Юрий Джанумов - Стихи
WALSE TRISTE
Что же, — веселье подходит к концу.
Зала пустеет, пустеют бокалы.
Темные тени легли по лицу,
Кружится вальс тяжело и устало.
Что же, — пора покидать этот бал.
Сами собою смыкаются веки.
Миг, — ив сияющих недрах зеркал
Вскользь промелькнем и исчезнем навеки.
И ничего не останется нам:
Ночь, ледяные пространства и ветер,
Ветер, бегущий по мертвым мирам,
Прах развевающий тысячелетий.
Что же, — дослушай, допей, дотяни…
Меркнущий вальс все страшней, все печальней.
Гаснут последние в мире огни,
Ветер крепчает во тьме изначальной.
«Спаслись, уцелели, ушли от меча…»
Светлой памяти Раисы и Михаила Горлиных
Спаслись, уцелели, ушли от меча,
В огне не сгорели, под пулей не сникли…
Пылай же, зажженная мною, свеча
Как радость победная в праздник великий.
Дойди ликованье мое до Творца
Взволнованной и благодарной молитвой
За всех пощаженных, — кого до конца
Хранил Он в опасностях, бедах и битвах.
Но вас — неповинных, которых не спас
Ни бегства туман, ни лирический ветер, —
Какой панихидой оплакивать вас
И чем вашу гибель достойно отметить?
Я помню последнюю встречу… Уже
Зловещими были берлинские ночи;
Слова и движения — настороже,
Свидания — реже, беседы — короче.
Но рифмы братались, но строки текли
Как прежде — на нашем случайном Парнасе…
Кто думал тогда, что столицы земли
Рассыплются прахом, что солнце погаснет?
Что в недрах подземных, слепые кроты,
Мы будем дрожать бесконечные годы,
Что в мире миллионами встанут кресты
И плачем библейским заплачут народы?
Кто думал о проклятых небом местах
За ржавой чертой, о зачумленных остах,
О желтой звезде, о последних словах,
Кто думал о смерти?.. — Привычно и просто
Закончился вечер. Но как-то не так
Обыденно мы попрощались: глазами.
Трамвай зазвенел. И судьбы нашей мрак
Как занавес глухо упал между нами.
Следы затерялись и нить порвалась.
Во вздыбленных годах свершилось так много.

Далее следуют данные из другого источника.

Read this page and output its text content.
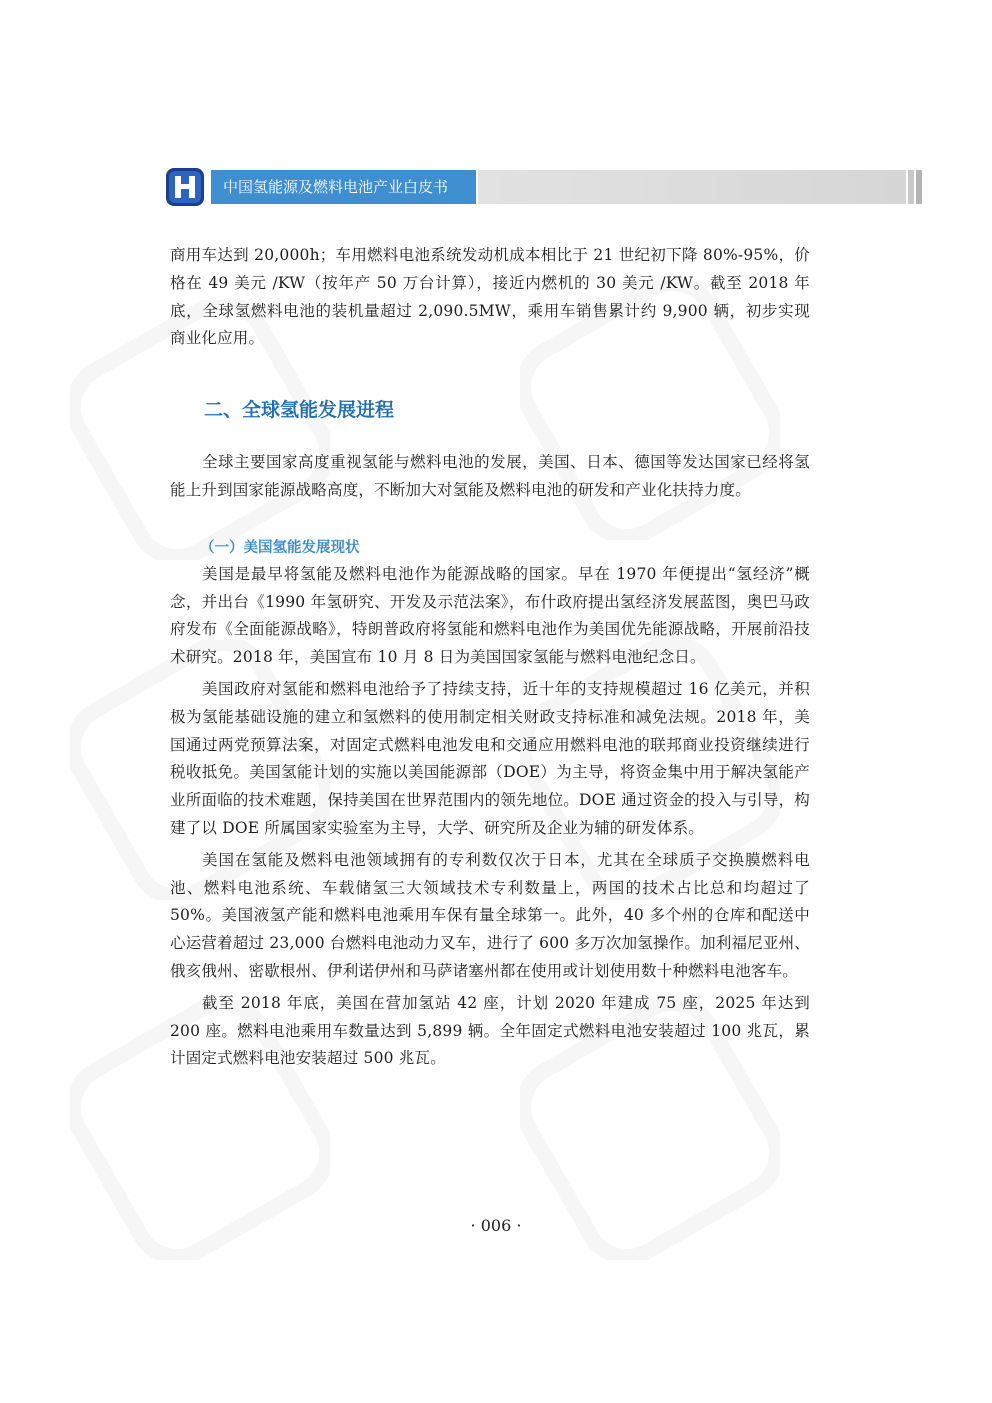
中国氢能源及燃料电池产业白皮书

商用车达到 20,000h；车用燃料电池系统发动机成本相比于 21 世纪初下降 80%-95%，价格在 49 美元 /KW（按年产 50 万台计算），接近内燃机的 30 美元 /KW。截至 2018 年底，全球氢燃料电池的装机量超过 2,090.5MW，乘用车销售累计约 9,900 辆，初步实现商业化应用。

二、全球氢能发展进程

全球主要国家高度重视氢能与燃料电池的发展，美国、日本、德国等发达国家已经将氢能上升到国家能源战略高度，不断加大对氢能及燃料电池的研发和产业化扶持力度。

（一）美国氢能发展现状

美国是最早将氢能及燃料电池作为能源战略的国家。早在 1970 年便提出“氢经济”概念，并出台《1990 年氢研究、开发及示范法案》，布什政府提出氢经济发展蓝图，奥巴马政府发布《全面能源战略》，特朗普政府将氢能和燃料电池作为美国优先能源战略，开展前沿技术研究。2018 年，美国宣布 10 月 8 日为美国国家氢能与燃料电池纪念日。

美国政府对氢能和燃料电池给予了持续支持，近十年的支持规模超过 16 亿美元，并积极为氢能基础设施的建立和氢燃料的使用制定相关财政支持标准和减免法规。2018 年，美国通过两党预算法案，对固定式燃料电池发电和交通应用燃料电池的联邦商业投资继续进行税收抵免。美国氢能计划的实施以美国能源部（DOE）为主导，将资金集中用于解决氢能产业所面临的技术难题，保持美国在世界范围内的领先地位。DOE 通过资金的投入与引导，构建了以 DOE 所属国家实验室为主导，大学、研究所及企业为辅的研发体系。

美国在氢能及燃料电池领域拥有的专利数仅次于日本，尤其在全球质子交换膜燃料电池、燃料电池系统、车载储氢三大领域技术专利数量上，两国的技术占比总和均超过了 50%。美国液氢产能和燃料电池乘用车保有量全球第一。此外，40 多个州的仓库和配送中心运营着超过 23,000 台燃料电池动力叉车，进行了 600 多万次加氢操作。加利福尼亚州、俄亥俄州、密歇根州、伊利诺伊州和马萨诸塞州都在使用或计划使用数十种燃料电池客车。

截至 2018 年底，美国在营加氢站 42 座，计划 2020 年建成 75 座，2025 年达到 200 座。燃料电池乘用车数量达到 5,899 辆。全年固定式燃料电池安装超过 100 兆瓦，累计固定式燃料电池安装超过 500 兆瓦。

· 006 ·
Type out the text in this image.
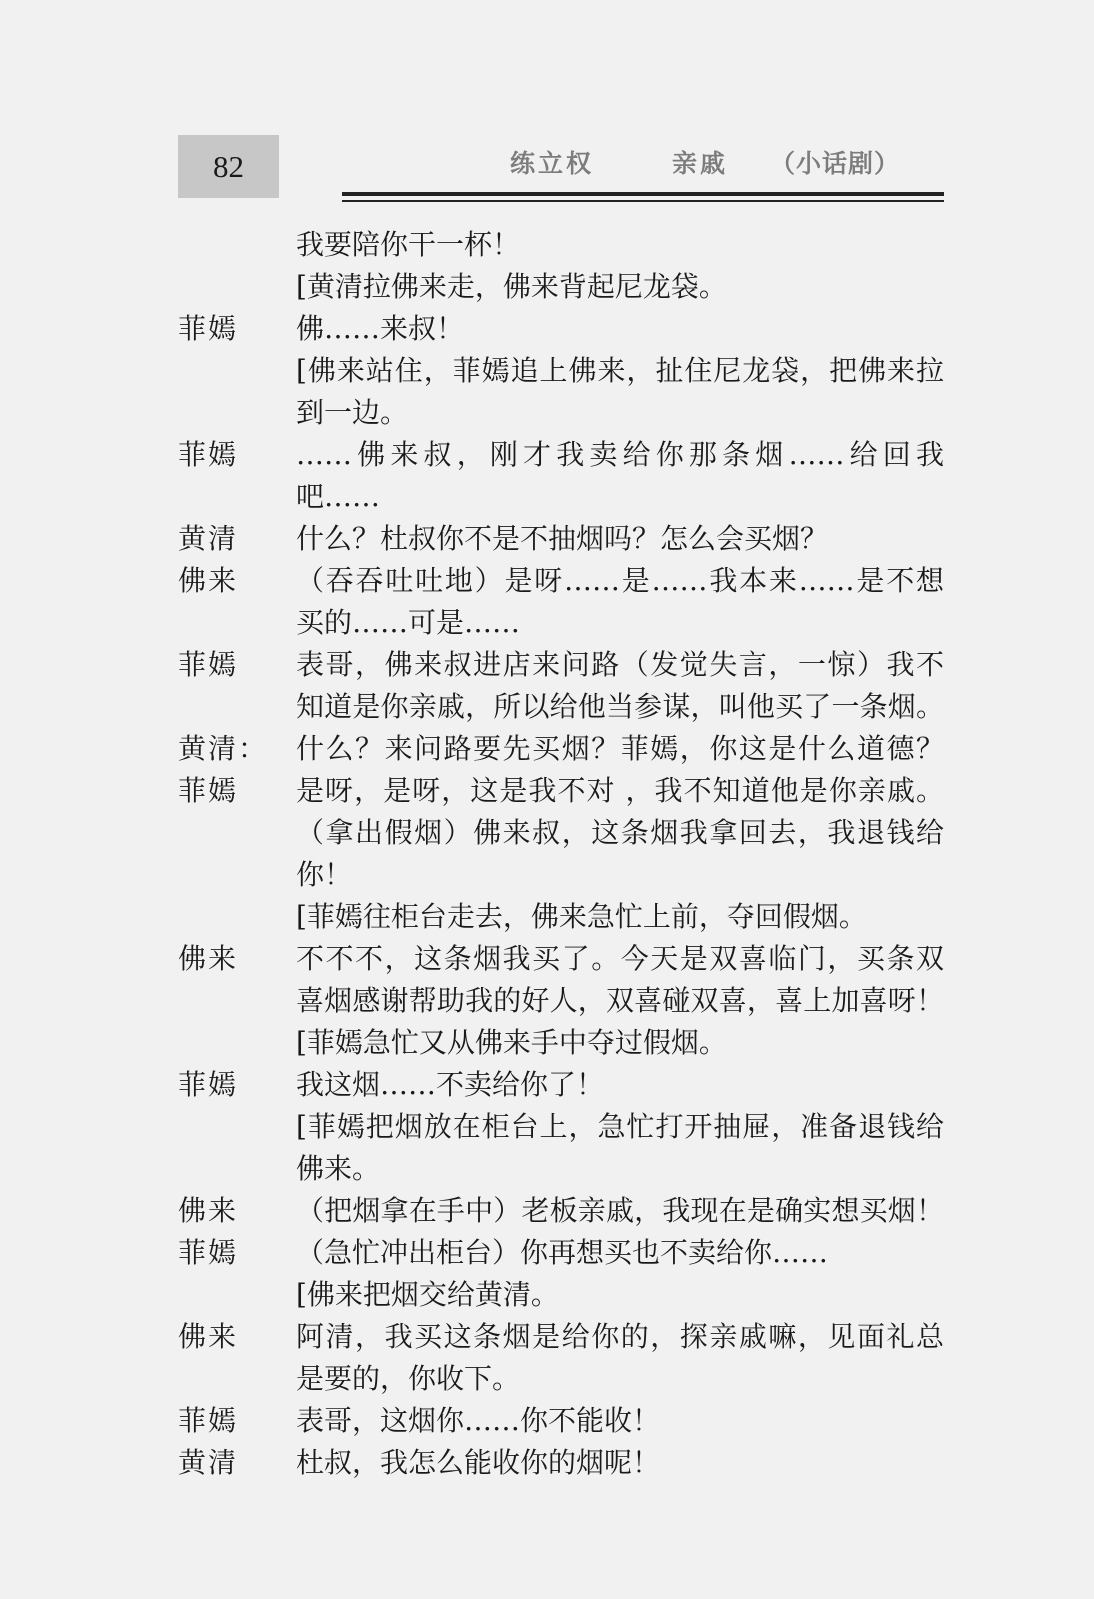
82	练立权	亲戚 （小话剧）
我要陪你干一杯！
[黄清拉佛来走，佛来背起尼龙袋。
菲嫣 佛……来叔！
[佛来站住，菲嫣追上佛来，扯住尼龙袋，把佛来拉
到一边。
菲嫣 ……佛来叔，刚才我卖给你那条烟……给回我
吧……
黄清 什么？杜叔你不是不抽烟吗？怎么会买烟？
佛来 （吞吞吐吐地）是呀……是……我本来……是不想
买的……可是……
菲嫣 表哥，佛来叔进店来问路（发觉失言，一惊）我不
知道是你亲戚，所以给他当参谋，叫他买了一条烟。
黄清： 什么？来问路要先买烟？菲嫣，你这是什么道德？
菲嫣 是呀，是呀，这是我不对 ，我不知道他是你亲戚。
（拿出假烟）佛来叔，这条烟我拿回去，我退钱给
你！
[菲嫣往柜台走去，佛来急忙上前，夺回假烟。
佛来 不不不，这条烟我买了。今天是双喜临门，买条双
喜烟感谢帮助我的好人，双喜碰双喜，喜上加喜呀！
[菲嫣急忙又从佛来手中夺过假烟。
菲嫣 我这烟……不卖给你了！
[菲嫣把烟放在柜台上，急忙打开抽屉，准备退钱给
佛来。
佛来 （把烟拿在手中）老板亲戚，我现在是确实想买烟！
菲嫣 （急忙冲出柜台）你再想买也不卖给你……
[佛来把烟交给黄清。
佛来 阿清，我买这条烟是给你的，探亲戚嘛，见面礼总
是要的，你收下。
菲嫣 表哥，这烟你……你不能收！
黄清 杜叔，我怎么能收你的烟呢！
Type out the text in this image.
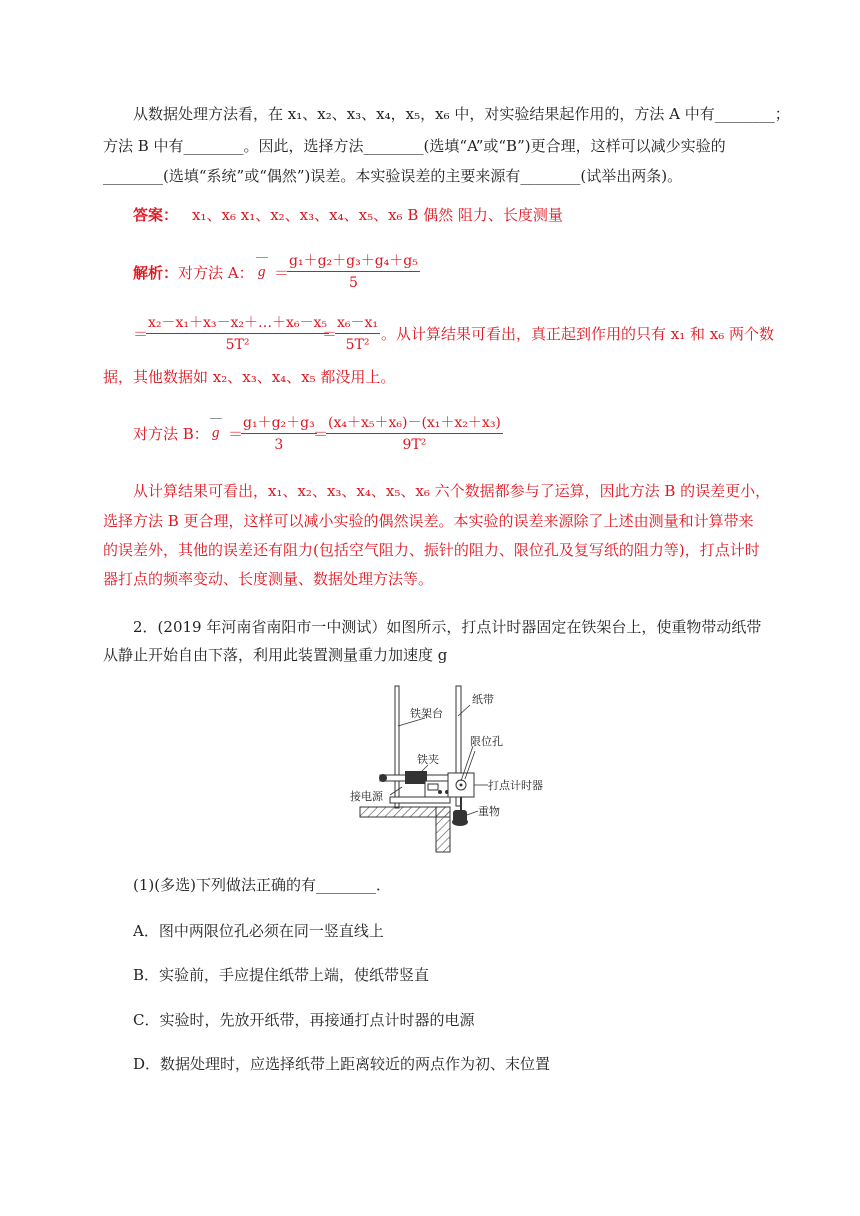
从数据处理方法看，在 x₁、x₂、x₃、x₄，x₅，x₆ 中，对实验结果起作用的，方法 A 中有________；
方法 B 中有________。因此，选择方法________(选填“A”或“B”)更合理，这样可以减少实验的
________(选填“系统”或“偶然”)误差。本实验误差的主要来源有________(试举出两条)。
答案： x₁、x₆ x₁、x₂、x₃、x₄、x₅、x₆ B 偶然 阻力、长度测量
解析：对方法 A： g ＝
$\frac{\text{g₁＋g₂＋g₃＋g₄＋g₅}}{5}$
＝
$\frac{\text{x₂－x₁＋x₃－x₂＋…＋x₆－x₅}}{\text{5T²}}$
＝
$\frac{\text{x₆－x₁}}{\text{5T²}}$ 。从计算结果可看出，真正起到作用的只有 x₁ 和 x₆ 两个数
据，其他数据如 x₂、x₃、x₄、x₅ 都没用上。
对方法 B： g ＝
$\frac{\text{g₁＋g₂＋g₃}}{3}$
＝
$\frac{\text{(x₄＋x₅＋x₆)－(x₁＋x₂＋x₃)}}{\text{9T²}}$
从计算结果可看出，x₁、x₂、x₃、x₄、x₅、x₆ 六个数据都参与了运算，因此方法 B 的误差更小，
选择方法 B 更合理，这样可以减小实验的偶然误差。本实验的误差来源除了上述由测量和计算带来
的误差外，其他的误差还有阻力(包括空气阻力、振针的阻力、限位孔及复写纸的阻力等)，打点计时
器打点的频率变动、长度测量、数据处理方法等。
2．(2019 年河南省南阳市一中测试）如图所示，打点计时器固定在铁架台上，使重物带动纸带
从静止开始自由下落，利用此装置测量重力加速度 g
铁架台
纸带
限位孔
铁夹
打点计时器
接电源
重物
(1)(多选)下列做法正确的有________．
A．图中两限位孔必须在同一竖直线上
B．实验前，手应提住纸带上端，使纸带竖直
C．实验时，先放开纸带，再接通打点计时器的电源
D．数据处理时，应选择纸带上距离较近的两点作为初、末位置
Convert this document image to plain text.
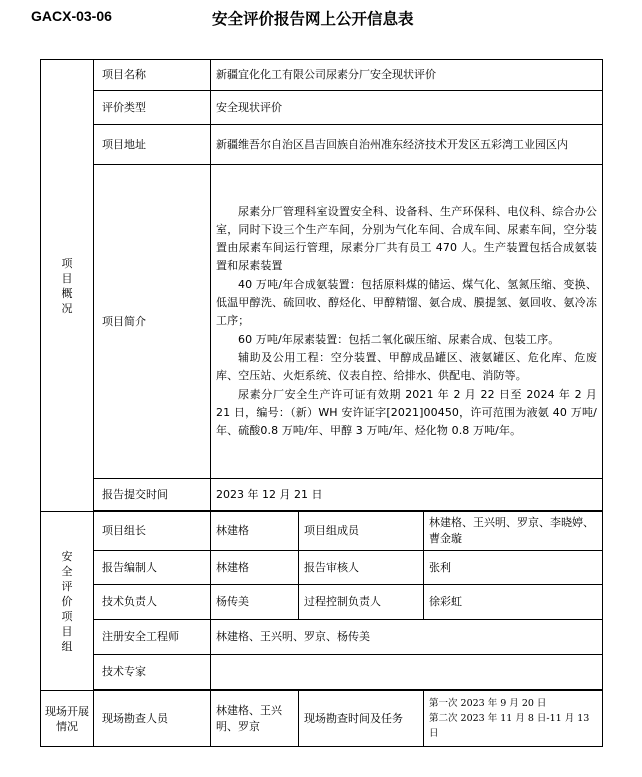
GACX-03-06	安全评价报告网上公开信息表
项目概况	项目名称	新疆宜化化工有限公司尿素分厂安全现状评价		
	评价类型	安全现状评价		
	项目地址	新疆维吾尔自治区昌吉回族自治州准东经济技术开发区五彩湾工业园区内		
	项目简介	尿素分厂管理科室设置安全科、设备科、生产环保科、电仪科、综合办公室，同时下设三个生产车间，分别为气化车间、合成车间、尿素车间，空分装置由尿素车间运行管理，尿素分厂共有员工 470 人。生产装置包括合成氨装置和尿素装置

40 万吨/年合成氨装置：包括原料煤的储运、煤气化、氢氮压缩、变换、低温甲醇洗、硫回收、醇烃化、甲醇精馏、氨合成、膜提氢、氨回收、氨冷冻工序；

60 万吨/年尿素装置：包括二氧化碳压缩、尿素合成、包装工序。

辅助及公用工程：空分装置、甲醇成品罐区、液氨罐区、危化库、危废库、空压站、火炬系统、仪表自控、给排水、供配电、消防等。

尿素分厂安全生产许可证有效期 2021 年 2 月 22 日至 2024 年 2 月 21 日，编号：（新）WH 安许证字[2021]00450，许可范围为液氨 40 万吨/年、硫酸0.8 万吨/年、甲醇 3 万吨/年、烃化物 0.8 万吨/年。		

	报告提交时间	2023 年 12 月 21 日		

安全评价项目组	项目组长	林建格	项目组成员	林建格、王兴明、罗京、李晓婷、曹金璇
	报告编制人	林建格	报告审核人	张利
	技术负责人	杨传美	过程控制负责人	徐彩虹
	注册安全工程师	林建格、王兴明、罗京、杨传美		
	技术专家			

现场开展情况	现场勘查人员	林建格、王兴明、罗京	现场勘查时间及任务	第一次 2023 年 9 月 20 日
第二次 2023 年 11 月 8 日-11 月 13 日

Но верю: по зову премудрого Бога
С земли голубиная пара взвилась
И к рощам блаженных была их дорога.
«Паровозы кричали, как птицы ночами…»
Паровозы кричали, как птицы ночами,
Напряженно желтели во мгле их глаза.
Навсегда сохранила проклятая память
Сундуки, поцелуи, платки, голоса.
И окно сохранила — подобно камее, —
Где никто не прощался и рук не сжимал,
Только думал тоскливо: о, лишь бы скорее!
В эту ночь, в этот час не сойти бы с ума.
Золотились огни, убегая за стрелку,
Убегали они далеко-далеко…
На суконное небо, как проигрыш мелкий,
Ночь небрежно просыпала горсть медяков.
А когда заскрипели прощально колеса,
Разрезая ландшафты, шатая мосты, —
На вокзале остался стоять низкорослый
Человек, опиравший плечо на костыль.
И опять изможденно тащились вагоны.
Кочегары как жертву сжигали дрова.
Ухмылялся калека. Стучал по перрону
Костылем деревянным, глаза закрывал —
И как будто не видел, как там, у забора,
Пригибаясь к земле, поднимаясь к звездам,
Однорукая смерть фонарем семафора
Подавала последний сигнал поездам.
«Поезд ушел, не спрося и не справившись…»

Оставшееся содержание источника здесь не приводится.